According to Nadorshin, to influence the Russian market can only comment that contains a clear signal about more (or, conversely, less) aggressive promotion. In the case of a signal of a more aggressive rate increase the ruble, most likely, cheaper. If a press release will be fairly neutral, no reaction in the markets will not follow.

“If the comments will be quite soft and gives the investors the possibility to overestimate the likelihood of a rate hike at the next meeting to the downside, the demand for risky assets, including Russian, including the ruble will increase, which will lead to their growth”, — said Zvarych.

When to expect rate hike

At a press conference following the meeting in December of 2016, the fed’s chair Janet Yellen announced the intention to increase three times the rate in 2017 to a level of 1.4% in 2018 to 2.1% in 2019 to 3%. The fed chief said the uncertain economic Outlook and the risk of a correction of the path to raise rates in response to changes in economic prospects and risks.
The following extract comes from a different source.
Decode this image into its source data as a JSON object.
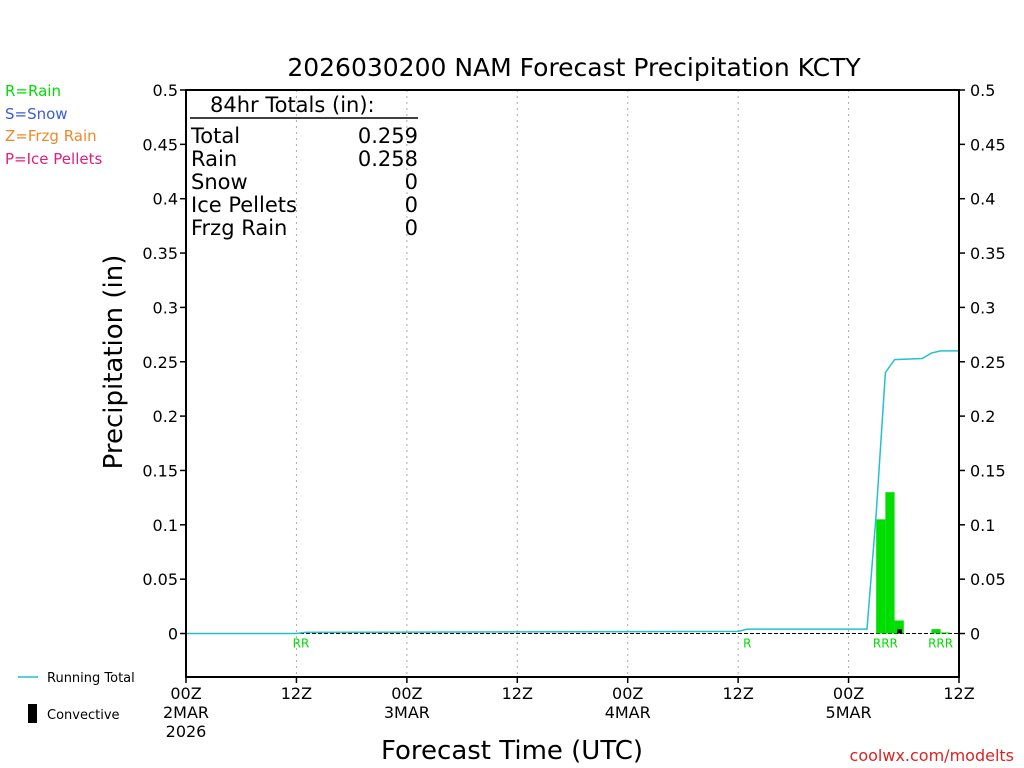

The polled analysts expect another three increases of rates this year. However, analysts ‘ opinions about the date of the next rate hike differ. As noted strategist currency markets and interest rates Sberbank Investment Research Tom Levinson, saving in the accompanying statement, the fed statement further “gradual” tightening of monetary policy will be a signal to raise rates by 0.25 percentage points at the meeting on June 13-14.

According to Nadorshin, the fed retains significant room to maneuver in deciding about the rate, so it is impossible to say when the next increase. “Now the market is waiting it in June, but the fed has repeatedly changed their views earlier,” — said the expert.

“At the fed need to determine the negative impact of previous rate rises. In our view, to continue the cycle of rate hikes, the fed may not be earlier than September,” — said Zvarych.

The reaction of the markets

After the announcement of the results of the meeting, the Brent crude oil 21:15 GMT increased relative to the previous day’s close at 0.75%, up to $50,84 per barrel. American indices showed moderate decrease. The S&P 500 index fell 0.31%, to 2385,7 points, NASDAQ — on 0,45%, to 6067,8 points, Dow Jones industrial average by 0.15% to 20919,3 points. The DXY index (showing the relation of the US dollar against a basket of six major currencies — a key U.S. trading partners) rose by 0.19% to 99,15 points.

The ruble on the MICEX fell against the dollar and the Euro. In relation to the dollar by 0.58%, to 57,33, Euro by 0.33%, to 62.5.